Et c'est une armée tout à la fois redoutable et à
distance, hors de portée du jet de pierre :
« dans la bande de Gaza, on ne voit pas les
soldats israéliens, ils sont derrière les tanks ou les
voitures militaires. On ne voit plus que leurs
yeux ». Liz Hodgkin témoigne aussi à propos des
exécutions judiciaires des présumés terroristes
s'apprêtant à des attentats. « Le gouvernement
israélien n'apporte pas de preuves qu'ils vont
commettre un attentat. Ceux qui ont été tués auraient
pu être simplement arrêtés. Un officier nous a dit
qu'autrefois ils arrêtaient ceux qui les menaçaient et
que maintenant ils pourraient directement les tuer. Il
faut en venir à un code où chaque vie serait
importante » affirme Liz Hodgkin, en avançant dans
une problématique évidente pour Amnesty, controversée
au regard d'une conscience arabe, ici tunisienne. Pour
Amnesty, tuer des civils est condamnable,
particulièrement lorsqu'on tire à vue sur des voitures
à immatriculation israélienne ou, pire encore, sur des
enfants, fussent-ils enfants de colons. La question fit
objet d'une vive résistance. Pour aucun démocrate
tunisien, il ne
s'agit de légitimer l'assassinat de civils, mais le
fait d'occupation conduit à une résistance laquelle,
parfois, est dans l'impossibilité de distinguer.
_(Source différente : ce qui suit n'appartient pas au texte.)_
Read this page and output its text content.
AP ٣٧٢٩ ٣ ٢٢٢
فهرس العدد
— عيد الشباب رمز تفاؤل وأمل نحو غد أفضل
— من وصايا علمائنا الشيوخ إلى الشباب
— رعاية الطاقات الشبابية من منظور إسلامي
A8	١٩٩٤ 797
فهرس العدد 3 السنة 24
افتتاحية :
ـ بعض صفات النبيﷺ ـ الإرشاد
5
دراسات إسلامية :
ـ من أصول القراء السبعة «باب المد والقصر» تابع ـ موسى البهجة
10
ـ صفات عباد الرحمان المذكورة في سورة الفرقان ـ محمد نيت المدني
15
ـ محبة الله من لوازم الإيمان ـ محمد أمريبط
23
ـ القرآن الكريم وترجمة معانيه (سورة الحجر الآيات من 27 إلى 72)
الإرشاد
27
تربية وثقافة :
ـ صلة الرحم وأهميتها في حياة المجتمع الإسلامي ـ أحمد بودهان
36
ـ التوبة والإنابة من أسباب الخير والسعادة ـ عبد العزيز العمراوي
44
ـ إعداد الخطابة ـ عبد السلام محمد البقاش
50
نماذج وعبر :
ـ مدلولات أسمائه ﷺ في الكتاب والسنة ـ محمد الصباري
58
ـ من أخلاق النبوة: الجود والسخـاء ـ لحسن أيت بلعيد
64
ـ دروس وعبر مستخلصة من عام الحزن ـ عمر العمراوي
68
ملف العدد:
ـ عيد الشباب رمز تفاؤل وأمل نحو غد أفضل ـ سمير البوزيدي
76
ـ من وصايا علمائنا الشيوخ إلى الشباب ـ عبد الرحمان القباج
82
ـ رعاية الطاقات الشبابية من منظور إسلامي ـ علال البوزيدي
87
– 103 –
En fait Amnesty, davantage portée à l'humanitaire et se
refusant d'entrer dans des considérations politiques,
ne pose pas clairement ce débat. Or, toutes les
ignominies et exclusions sur lesquelles Amnesty prend
position en dénonçant les assassinats, la torture ou en
se prononçant pour le droit au retour, découlent en
fait d'un situation abusive, d'une expropriation et
pour tout dire du fait colonial.
Aussi, les sympathisants tunisiens de la cause
palestinienne
considèrent positive
l'action d'Amnesty avec laquelle ils font un bout de
chemin, mais un bout seulement en attendant qu'Amnesty
étende sa prise en considération d'une colonisation
éhontée, admise internationalement comme au-dessus des
lois et reconduite par un État terroriste, comme la
pire des dénégations actuelles d'un droit humain.
Rapport AI : Broken lives. A year of Intifada. MDE-15/083/2001. Novembre 2001.